Claudio Lotito fa sul serio e le cifre lo dimostrano. Il piano prevede un investimento totale di oltre 480 milioni di euro (circa 50 in più rispetto alle stime passate) per trasformare il Flaminio in un gioiello moderno. La capienza salirà a 50.570 posti, rendendolo idoneo per i grandi eventi internazionali. Inoltre, il progetto include la realizzazione di un Museo della Lazio e di oltre 4.400 posti auto, fondamentali per la sostenibilità del quartiere. Dal punto di vista amministrativo, la Lazio seguirà una strada precisa per non gravare sul bilancio del club. Verrà costituita una “Newco” (una società di scopo) che sarà responsabile della realizzazione e della gestione dell’opera. Il Comune manterrà la proprietà del terreno, ma cederà alla Newco il diritto di superficie per 90 anni sulla struttura esistente. Questo permetterà alla società di utilizzare lo stadio anche per attività extra-calcistiche nei giorni in cui non gioca la Lazio.
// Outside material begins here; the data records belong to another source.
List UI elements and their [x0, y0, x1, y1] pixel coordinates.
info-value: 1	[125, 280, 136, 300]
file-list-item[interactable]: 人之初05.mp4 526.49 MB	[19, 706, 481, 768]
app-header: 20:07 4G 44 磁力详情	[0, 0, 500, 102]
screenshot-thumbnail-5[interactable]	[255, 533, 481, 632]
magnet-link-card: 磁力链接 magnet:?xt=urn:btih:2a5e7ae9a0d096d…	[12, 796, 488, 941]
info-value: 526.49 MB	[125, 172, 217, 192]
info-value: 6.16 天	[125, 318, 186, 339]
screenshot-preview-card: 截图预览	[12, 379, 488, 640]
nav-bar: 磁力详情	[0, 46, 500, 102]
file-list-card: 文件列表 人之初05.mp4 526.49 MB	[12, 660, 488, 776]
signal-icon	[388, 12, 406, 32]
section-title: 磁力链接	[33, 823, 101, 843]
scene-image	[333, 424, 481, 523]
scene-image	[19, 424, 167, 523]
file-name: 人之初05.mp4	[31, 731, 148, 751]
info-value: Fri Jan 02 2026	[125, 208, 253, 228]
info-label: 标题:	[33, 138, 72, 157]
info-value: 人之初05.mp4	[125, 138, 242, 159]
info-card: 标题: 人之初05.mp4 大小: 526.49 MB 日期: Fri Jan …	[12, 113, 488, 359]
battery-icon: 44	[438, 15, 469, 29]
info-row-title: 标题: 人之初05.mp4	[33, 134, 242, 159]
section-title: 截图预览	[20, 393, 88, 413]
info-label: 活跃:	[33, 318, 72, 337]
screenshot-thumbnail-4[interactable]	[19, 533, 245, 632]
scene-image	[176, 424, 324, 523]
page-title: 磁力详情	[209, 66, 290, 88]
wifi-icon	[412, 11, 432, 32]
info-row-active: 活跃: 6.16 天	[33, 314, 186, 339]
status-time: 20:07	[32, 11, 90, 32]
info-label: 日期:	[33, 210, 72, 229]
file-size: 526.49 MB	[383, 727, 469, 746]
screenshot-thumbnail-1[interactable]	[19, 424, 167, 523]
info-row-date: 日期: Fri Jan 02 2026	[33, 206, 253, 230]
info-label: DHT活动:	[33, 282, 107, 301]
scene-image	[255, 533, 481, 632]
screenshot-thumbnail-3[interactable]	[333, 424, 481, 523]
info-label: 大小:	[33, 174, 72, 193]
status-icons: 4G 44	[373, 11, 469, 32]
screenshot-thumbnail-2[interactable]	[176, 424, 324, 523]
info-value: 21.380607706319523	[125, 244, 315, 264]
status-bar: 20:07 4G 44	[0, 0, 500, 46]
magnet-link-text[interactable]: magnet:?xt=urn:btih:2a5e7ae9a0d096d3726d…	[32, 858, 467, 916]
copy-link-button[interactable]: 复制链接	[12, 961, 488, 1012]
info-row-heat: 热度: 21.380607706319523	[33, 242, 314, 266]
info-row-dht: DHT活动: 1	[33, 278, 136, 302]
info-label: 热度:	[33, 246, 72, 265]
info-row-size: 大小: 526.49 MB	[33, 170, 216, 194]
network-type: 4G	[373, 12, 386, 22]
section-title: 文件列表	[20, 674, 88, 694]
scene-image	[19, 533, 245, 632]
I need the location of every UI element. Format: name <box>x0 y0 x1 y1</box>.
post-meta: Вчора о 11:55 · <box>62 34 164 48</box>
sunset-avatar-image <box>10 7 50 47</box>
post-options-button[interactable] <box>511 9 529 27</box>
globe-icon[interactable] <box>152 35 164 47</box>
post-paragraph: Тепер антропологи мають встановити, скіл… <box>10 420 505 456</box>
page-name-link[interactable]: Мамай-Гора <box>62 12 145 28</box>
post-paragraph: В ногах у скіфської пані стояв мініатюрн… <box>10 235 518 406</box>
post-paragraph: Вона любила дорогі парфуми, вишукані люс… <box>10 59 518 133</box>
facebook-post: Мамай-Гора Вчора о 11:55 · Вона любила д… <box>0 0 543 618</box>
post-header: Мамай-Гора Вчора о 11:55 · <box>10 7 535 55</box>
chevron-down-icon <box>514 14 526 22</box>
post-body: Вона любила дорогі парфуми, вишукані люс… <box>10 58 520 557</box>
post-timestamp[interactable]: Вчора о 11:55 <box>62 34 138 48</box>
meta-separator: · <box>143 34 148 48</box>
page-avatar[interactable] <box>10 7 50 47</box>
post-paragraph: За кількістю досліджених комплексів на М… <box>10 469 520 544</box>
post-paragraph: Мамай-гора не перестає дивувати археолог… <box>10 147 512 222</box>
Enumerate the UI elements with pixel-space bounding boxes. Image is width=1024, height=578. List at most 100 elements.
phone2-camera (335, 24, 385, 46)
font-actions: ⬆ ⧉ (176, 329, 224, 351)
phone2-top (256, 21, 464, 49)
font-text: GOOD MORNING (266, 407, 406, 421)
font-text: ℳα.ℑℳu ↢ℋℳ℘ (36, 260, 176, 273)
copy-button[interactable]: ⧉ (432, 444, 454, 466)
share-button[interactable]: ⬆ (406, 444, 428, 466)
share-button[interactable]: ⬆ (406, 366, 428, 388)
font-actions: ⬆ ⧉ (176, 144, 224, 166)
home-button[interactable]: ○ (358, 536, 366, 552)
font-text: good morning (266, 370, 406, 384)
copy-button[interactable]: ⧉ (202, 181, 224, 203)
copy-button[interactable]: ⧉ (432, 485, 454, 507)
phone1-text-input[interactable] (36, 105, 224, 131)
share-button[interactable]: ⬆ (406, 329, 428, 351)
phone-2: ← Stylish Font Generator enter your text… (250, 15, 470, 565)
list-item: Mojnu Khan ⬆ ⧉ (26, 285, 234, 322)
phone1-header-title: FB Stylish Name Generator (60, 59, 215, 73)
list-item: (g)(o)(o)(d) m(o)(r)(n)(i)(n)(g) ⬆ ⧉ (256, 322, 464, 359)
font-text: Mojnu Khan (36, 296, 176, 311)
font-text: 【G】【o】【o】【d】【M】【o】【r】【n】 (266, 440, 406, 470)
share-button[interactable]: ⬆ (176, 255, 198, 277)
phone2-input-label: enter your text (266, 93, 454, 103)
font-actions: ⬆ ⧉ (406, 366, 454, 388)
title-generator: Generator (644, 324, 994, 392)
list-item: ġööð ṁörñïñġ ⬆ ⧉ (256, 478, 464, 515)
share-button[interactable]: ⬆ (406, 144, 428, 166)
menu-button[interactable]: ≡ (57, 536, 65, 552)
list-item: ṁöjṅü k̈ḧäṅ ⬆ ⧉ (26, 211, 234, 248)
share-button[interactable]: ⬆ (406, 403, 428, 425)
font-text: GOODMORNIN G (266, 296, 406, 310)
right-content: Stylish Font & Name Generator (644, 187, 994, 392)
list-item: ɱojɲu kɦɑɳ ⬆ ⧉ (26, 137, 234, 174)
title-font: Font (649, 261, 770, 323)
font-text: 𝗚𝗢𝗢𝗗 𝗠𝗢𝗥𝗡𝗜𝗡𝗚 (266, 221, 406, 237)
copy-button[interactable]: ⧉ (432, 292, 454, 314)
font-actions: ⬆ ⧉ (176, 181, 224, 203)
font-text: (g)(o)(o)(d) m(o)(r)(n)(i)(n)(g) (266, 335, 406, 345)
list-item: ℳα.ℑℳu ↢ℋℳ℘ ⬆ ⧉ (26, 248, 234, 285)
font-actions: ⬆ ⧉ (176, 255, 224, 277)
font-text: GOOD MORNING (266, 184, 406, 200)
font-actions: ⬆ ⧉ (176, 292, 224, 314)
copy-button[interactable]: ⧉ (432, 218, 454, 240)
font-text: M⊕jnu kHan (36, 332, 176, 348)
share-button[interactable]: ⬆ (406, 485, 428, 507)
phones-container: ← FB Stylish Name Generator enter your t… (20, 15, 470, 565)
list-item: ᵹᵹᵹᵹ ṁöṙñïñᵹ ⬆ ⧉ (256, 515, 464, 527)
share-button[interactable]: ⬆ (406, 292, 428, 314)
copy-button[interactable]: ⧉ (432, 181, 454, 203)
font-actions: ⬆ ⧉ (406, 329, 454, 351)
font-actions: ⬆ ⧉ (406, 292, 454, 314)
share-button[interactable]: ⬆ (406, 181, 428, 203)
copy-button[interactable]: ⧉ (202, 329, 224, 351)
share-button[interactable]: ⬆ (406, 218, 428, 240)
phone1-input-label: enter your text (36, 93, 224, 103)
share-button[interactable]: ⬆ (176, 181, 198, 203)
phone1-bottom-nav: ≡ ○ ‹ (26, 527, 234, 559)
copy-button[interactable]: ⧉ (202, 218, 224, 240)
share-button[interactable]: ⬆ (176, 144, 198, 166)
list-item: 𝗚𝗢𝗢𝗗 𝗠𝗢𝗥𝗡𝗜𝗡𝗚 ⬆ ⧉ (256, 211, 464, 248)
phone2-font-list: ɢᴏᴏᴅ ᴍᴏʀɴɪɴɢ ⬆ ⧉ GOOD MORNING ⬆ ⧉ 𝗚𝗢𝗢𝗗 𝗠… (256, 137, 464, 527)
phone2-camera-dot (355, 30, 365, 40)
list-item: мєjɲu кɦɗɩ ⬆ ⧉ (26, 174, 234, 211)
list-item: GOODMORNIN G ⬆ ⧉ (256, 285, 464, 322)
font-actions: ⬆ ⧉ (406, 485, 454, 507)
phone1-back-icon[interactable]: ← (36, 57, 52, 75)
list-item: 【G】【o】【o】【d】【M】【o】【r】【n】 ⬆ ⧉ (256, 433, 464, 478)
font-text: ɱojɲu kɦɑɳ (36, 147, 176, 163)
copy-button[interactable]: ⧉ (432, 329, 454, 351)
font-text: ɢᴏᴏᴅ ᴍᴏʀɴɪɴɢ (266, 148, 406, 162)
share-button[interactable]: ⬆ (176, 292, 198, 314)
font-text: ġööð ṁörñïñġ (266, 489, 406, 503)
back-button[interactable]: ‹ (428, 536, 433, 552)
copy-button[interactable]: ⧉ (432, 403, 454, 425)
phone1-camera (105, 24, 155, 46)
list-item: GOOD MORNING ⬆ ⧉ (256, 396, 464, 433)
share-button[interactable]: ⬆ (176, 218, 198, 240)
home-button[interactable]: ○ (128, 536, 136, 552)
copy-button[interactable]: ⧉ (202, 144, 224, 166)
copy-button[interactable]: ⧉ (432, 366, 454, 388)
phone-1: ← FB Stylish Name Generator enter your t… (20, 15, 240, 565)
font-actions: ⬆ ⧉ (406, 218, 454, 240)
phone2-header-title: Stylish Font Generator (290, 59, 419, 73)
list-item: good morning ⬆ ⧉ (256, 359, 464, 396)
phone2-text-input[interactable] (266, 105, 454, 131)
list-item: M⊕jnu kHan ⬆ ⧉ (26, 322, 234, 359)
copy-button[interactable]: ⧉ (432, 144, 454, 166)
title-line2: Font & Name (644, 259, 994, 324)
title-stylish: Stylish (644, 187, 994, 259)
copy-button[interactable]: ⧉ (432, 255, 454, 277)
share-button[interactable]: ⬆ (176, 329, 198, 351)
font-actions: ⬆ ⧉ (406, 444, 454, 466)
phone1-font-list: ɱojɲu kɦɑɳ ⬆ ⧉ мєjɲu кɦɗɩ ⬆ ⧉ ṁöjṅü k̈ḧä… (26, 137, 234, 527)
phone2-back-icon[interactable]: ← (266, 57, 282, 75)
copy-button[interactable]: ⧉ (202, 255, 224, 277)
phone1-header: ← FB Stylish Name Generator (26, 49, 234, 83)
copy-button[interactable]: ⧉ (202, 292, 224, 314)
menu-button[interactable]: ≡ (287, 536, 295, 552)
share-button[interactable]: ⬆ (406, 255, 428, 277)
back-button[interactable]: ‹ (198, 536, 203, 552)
L’aspetto architettonico è il cuore della proposta. Lotito ha voluto rassicurare tutti sul rispetto del vincolo artistico: “Il nostro progetto prende spunto dai lavori dello stesso Pier Luigi Nervi su possibili ampliamenti. Possiamo considerarlo come se lo avesse disegnato oggi lui stesso”. Dunque, l’obiettivo è unire modernità e storia, rigenerando un monumento olimpico del 1960 e restituendolo alla città e ai tifosi.